The statute easily passes that test. There can be no doubt that the failure of parents to support their children is recognized by our society as a serious offense against morals and welfare. It “is in violation of important social duties [and is] subversive of good order.” Braunfeld v. Brown, 366 U.S. 599, 603, 81 S.Ct. 1144, 1146, 6 L.Ed.2d 563 (1961). It is the very kind of problem that the legislature can address.
Moreover, the economic problems caused by parents who fail to provide support for their children are both well known and widespread. They can be exacerbated when the non-paying parent is out of the state, as, of course, a parent traveling internationally must be. Indeed, even within the United States itself, the problem is serious. That is one reason that we have upheld the constitutionality of the Child Support Recovery Act of 1992, 18 U.S.C. § 228, which actually criminalizes the failure of an out-of-state parent to pay child support, once having fallen as far behind as Eunique has. See United States v. Mussari, 95 F.3d 787, 790 (9th Cir.1996).6 *975We did that, by the way, over objections that commerce was not involved, but that Congress was seeking to regulate a “fundamental familial relation.” Id. So serious a problem was it, we were not deterred by the argument that family issues should be left to the states, but, rather, noted that:
Respect for the competency of the states in matters of domestic relations is not disparaged but manifested when the states are confronted with interstate impediments to the fulfillment of domestic duties that the courts of the states have imposed, and the states find themselves, if not helpless, at least gravely impaired in pursuing the delinquent debts.
Id. at 791. That is true in this case also; international travel by what our society often calls “deadbeat parents” presents even more difficulties because the United States cannot easily reach them once they have left the country.
Congress also has financial concerns because unsupported children must often look to the public fisc, including the federal treasury, for financial sustenance. That was an impetus for the enactment with which we now deal; it is the reason that the Child Support Enforcement Program, 42 U.S.C. §§ 651-669, was enacted in the first place, and was quite properly upheld by the Tenth Circuit, despite attacks on various constitutional grounds, not including the ground that we consider here. See Kansas v. United States, 214 F.3d 1196, 1198, 1204 (10th Cir.), cert. denied, 531 U.S. 1035, 121 S.Ct. 623, 148 L.Ed.2d 533 (2000).
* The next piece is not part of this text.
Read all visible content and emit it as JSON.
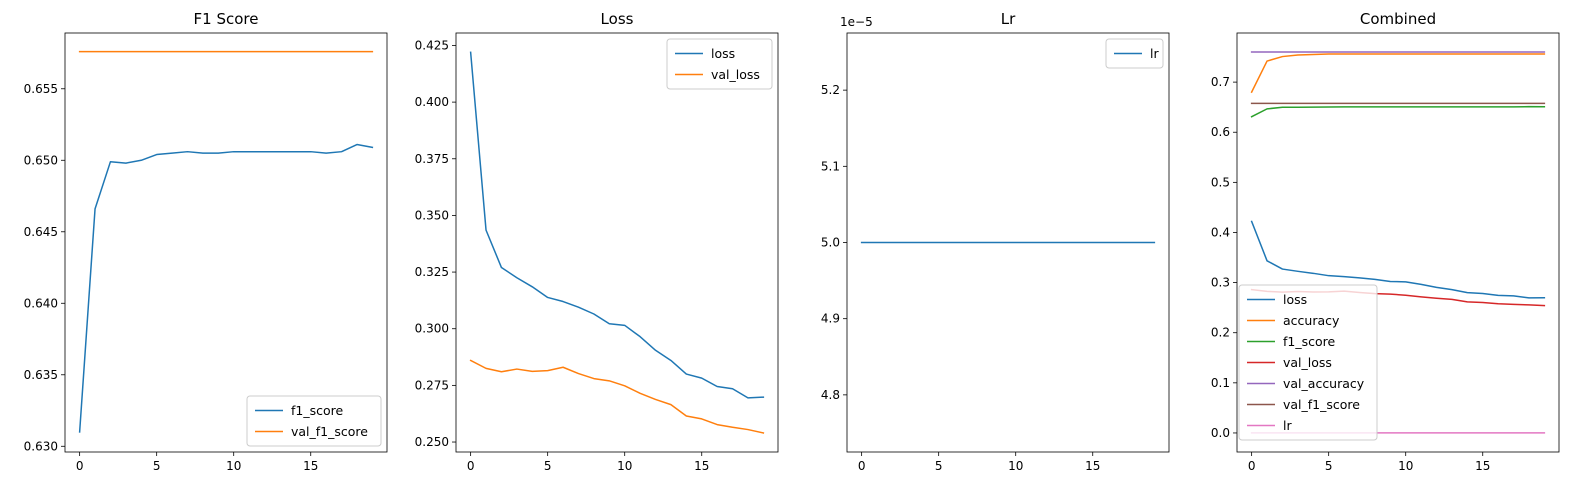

All of this not only illustrates the rationality of Congress’s goal, but also demonstrates its rational connection to the passport denial in question. Surely it makes sense to assure that those who do not pay their child support obligations remain within the country, where they can be reached by our processes in an at least relatively easy way. Notably, even when the Court iterated the constitutional right to travel in Kent, 357 U.S. at 127, 78 S.Ct. at 1119, it, without disapproval, took notice of a long-standing policy of denying passports to those who were “trying to escape the toils of the law” or “engaging in conduct which would violate the laws of the United States.” A person who fails to pay child support may well attempt to escape the toils of the law by going abroad, and may even be violating the laws of the United States. See, e.g., 18 U.S.C. § 228; see also Cal.Penal Code § 270.
Moreover, if a parent, like Eunique, truly wishes to partake of the joys and benefits of international travel, § 652(k) does have the effect of focusing that person’s mind on a more important concern — the need to support one’s children first. It doubtless encourages parents to do their duty to family. In short, the statute passes rational basis review with flying colors.7 The Second Circuit, by the way, agrees with our conclusion. Weinstein v. Albright, 261 F.3d 127, 133 (2d Cir.2001).
CONCLUSION
Eunique has failed to live up to a most basic civic and even moral responsibility: the provision of support to her own children. Yet she has brought this action because she feels that her right to the pleasures and benefits of international travel has been improperly curtailed. Un*976fortunately for her, Congress has decreed that her duties to her children must take precedence over her international travel plans. It has ordered her priorities for her.
We hold that, without violating Eunique’s Fifth Amendment freedom to travel internationally, Congress (and the State Department) can refuse to let her have a passport as long as she remains in substantial arrears on her child support obligations.8 She is free to be a worker in the vineyards of the law, or to be a worker in another field, or, if she likes, to be a faniente, but the Constitution does not require that she be given a passport at this time.9
AFFIRMED.
. Actually, he was designated as primary caretaker, although she and he had joint custody.
. At oral argument, she indicated that the amount has reached $28,000-$30,000.
. During the pendency of this appeal, by the way, she obtained a continuance in order to travel to Mexico to visit her sister. Apparently, she was able to enter Mexico without a passport.
. See 42 U.S.C. §§ 651-669.
. I recognize that in Causey v. Pan Am. World Airways (In re Aircrash in Bali, Indonesia on April 22, 1974), 684 F.2d 1301, 1309-10 (9th Cir.1982), we indicated that international travel is a fundamental right. But that reference was dicta, was without citation to any case that so stated, and the Supreme Court has surely suggested the contrary.
. We have recently applied that statute again, though in a somewhat different context. See United States v. Gill, 264 F.3d 929, 931 (9th Cir.2001).
. I recognize that in Freedom to Travel, 82 F.3d at 1439, we alluded to the possibility that passport restraints may require an ''important” reason for imposing a travel ban. That sounds a good deal like what the Court has called "intermediate scrutiny.” See Adarand Constructors, Inc. v. Pena, 515 U.S. 200, 220, 115 S.Ct. 2097, 2109, 132 L.Ed.2d 158 (1995). If so, all I have already said demonstrates that the restriction in question both fosters and is substantially related to an important governmental interest. Thus, Judge McKeown and I agree on the result.
. Again, I would do so because the statute and regulations pass rational basis scrutiny, and Judge McKeown would do so because they also pass intermediate scrutiny.
. On appeal, Eunique raises the new claim that Congress violated international law when it enacted § 652(k). We do not hear issues raised on appeal for the first time. See Crawford v. Lungren, 96 F.3d 380, 389 n. 6 (9th Cir.1996); Broad v. Sealaska Corp., 85 F.3d 422, 430 (9th Cir.1996).